Once on Culebra I rented snorkel equipment at $13 for the day and took a Publico to Flamenco beach. Once there I met Owen and his Girlfriend Alista both of whom were from Philly. We all took a hike through the forest and over the mountain to get to the less populated beach on the other side that's renowned for snorkeling. It was a beautiful hike with amazing views of the surrounding islands and a distant view of Puerto Rico's east coast. Once at the beach I stashed my pack and donned my snorkel gear. I swam out to the little buoy (a milk jug strapped to the reef) and began snorkeling.

The approach to the actual reef was sudden and startling. At first all I could see was a shadow and some movement and then the clouds above me blew away and I came closer. The sight made my heart race and I felt an enormous rush of adrenaline as I swam over the reef. There were fish every where and a tiny school of Angel fish began swimming with me. They followed me for a long time as I explored and when I crossed to the ocean side of the reef they parted. I saw a magnificent fish that looked like it had a rainbow painted on the side of it. I was so excited by the whole experience that I swam back to the beach to see if Owen and Alista had began. Alista was having some troubles coping with the idea of swimming out to sea without a life vest or lifeguards but I assured her it was very doable. This was of no comfort and so I gave up and me and Owen walked to the far side of the beach and snorkeled at a spot he was told about. It was an incredibly rocky coast line here and getting in the water proved surprisingly difficult but the cuts and bruises we got were well worth it. At first I split off from Owen. I found a massive drop off and couldn't see the bottom of it so I followed the wall and found massive coral shaped like hands. Each "finger" was about as large as I am (six feet). There were little fish all over these coral and the coral over here was much more alive. Also there was a ton of enormous fan like plants waving in the current. The colors were splendid. I popped up briefly to see how Owen was faring and he was up too. We both agreed that it was well worth the walk and the dangerous conditions. He said he had found a really good section and said I should follow him so off we went. He swam between two narrow formations and I followed briefly loosing sight of him. When I emerged on the other side there were dozens of towers and more even larger fingered glove formations wrapped in the fan like leafs. It was a beautiful sight. We decided a bit after this segment that it was time to head back to catch the Publico to the Ferry terminal. I left before them and took my time eating some delicious tostones, chicken, and beans and rice. I briefly napped at the terminal with a wonderful view of the ocean on a sun warmed bench and the ride back to Fajardo was brief and calm. Once back I was reunited with Johnny and we shared our stories.

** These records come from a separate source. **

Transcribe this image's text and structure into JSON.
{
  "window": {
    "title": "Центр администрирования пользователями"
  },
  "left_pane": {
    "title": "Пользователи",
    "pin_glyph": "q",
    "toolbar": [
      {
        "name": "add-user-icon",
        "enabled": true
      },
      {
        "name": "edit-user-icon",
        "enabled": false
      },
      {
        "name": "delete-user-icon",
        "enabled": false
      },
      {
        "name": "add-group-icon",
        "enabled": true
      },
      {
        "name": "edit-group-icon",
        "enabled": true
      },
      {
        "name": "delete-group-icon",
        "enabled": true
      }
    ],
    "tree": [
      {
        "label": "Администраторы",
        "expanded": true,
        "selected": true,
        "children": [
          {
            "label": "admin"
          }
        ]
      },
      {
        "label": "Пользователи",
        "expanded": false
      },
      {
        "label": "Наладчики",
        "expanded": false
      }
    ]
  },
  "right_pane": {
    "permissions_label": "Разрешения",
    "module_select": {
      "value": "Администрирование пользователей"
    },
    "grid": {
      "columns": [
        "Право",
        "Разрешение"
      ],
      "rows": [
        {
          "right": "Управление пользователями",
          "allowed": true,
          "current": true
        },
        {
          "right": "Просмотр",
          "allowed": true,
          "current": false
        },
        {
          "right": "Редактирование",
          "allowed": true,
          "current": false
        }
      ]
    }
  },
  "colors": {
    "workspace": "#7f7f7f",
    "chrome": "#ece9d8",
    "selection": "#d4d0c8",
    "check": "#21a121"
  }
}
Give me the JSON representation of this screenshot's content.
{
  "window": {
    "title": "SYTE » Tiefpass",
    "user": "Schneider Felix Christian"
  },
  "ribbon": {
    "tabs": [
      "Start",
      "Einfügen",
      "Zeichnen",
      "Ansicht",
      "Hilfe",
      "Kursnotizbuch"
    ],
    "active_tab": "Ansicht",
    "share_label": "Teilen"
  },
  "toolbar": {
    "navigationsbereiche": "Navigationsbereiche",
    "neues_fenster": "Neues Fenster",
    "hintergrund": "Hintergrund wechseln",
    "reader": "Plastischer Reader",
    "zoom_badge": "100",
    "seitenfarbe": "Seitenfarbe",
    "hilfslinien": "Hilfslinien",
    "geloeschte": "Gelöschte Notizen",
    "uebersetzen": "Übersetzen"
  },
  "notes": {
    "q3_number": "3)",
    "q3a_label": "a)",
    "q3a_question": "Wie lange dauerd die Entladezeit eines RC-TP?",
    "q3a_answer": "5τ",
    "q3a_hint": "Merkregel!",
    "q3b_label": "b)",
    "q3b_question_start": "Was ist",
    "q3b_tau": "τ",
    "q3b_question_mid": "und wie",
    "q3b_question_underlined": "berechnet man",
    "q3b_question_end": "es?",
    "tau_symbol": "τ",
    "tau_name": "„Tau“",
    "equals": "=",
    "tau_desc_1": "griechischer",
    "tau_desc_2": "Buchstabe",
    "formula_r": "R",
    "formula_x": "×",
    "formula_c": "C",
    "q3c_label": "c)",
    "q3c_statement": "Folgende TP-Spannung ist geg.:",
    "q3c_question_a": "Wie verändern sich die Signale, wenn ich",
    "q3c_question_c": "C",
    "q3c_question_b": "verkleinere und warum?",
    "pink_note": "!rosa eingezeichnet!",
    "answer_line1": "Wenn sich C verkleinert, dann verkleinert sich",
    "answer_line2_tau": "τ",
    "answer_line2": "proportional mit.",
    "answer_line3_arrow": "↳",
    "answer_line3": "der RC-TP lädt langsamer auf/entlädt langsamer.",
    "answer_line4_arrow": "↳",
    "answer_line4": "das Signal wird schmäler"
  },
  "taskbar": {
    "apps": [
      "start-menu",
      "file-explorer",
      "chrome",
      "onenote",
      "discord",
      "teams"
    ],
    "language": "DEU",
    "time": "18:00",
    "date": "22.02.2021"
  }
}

The next day was spent mostly for rest and preparation for the next. I bought my ferry tickets a day early as I had read and heard that sometimes lines can form at 6AM. Two whole hours before the ticket office opens. These rushes are unpredictable and so I planned accordingly. I got the tickets and a tasty treat from the deli next store and headed back to the flat. The treat (papas rellenas) was a stuffed potato which is in essence a fried ball of mashed potatoes wrapped around a center of seasoned beef, chicken, pork, shrimp, lobster, conch or really any meat you might want. This particular vendor only had beef available. After my day of preperation I retreated back to the flat and enjoyed a quiet evening.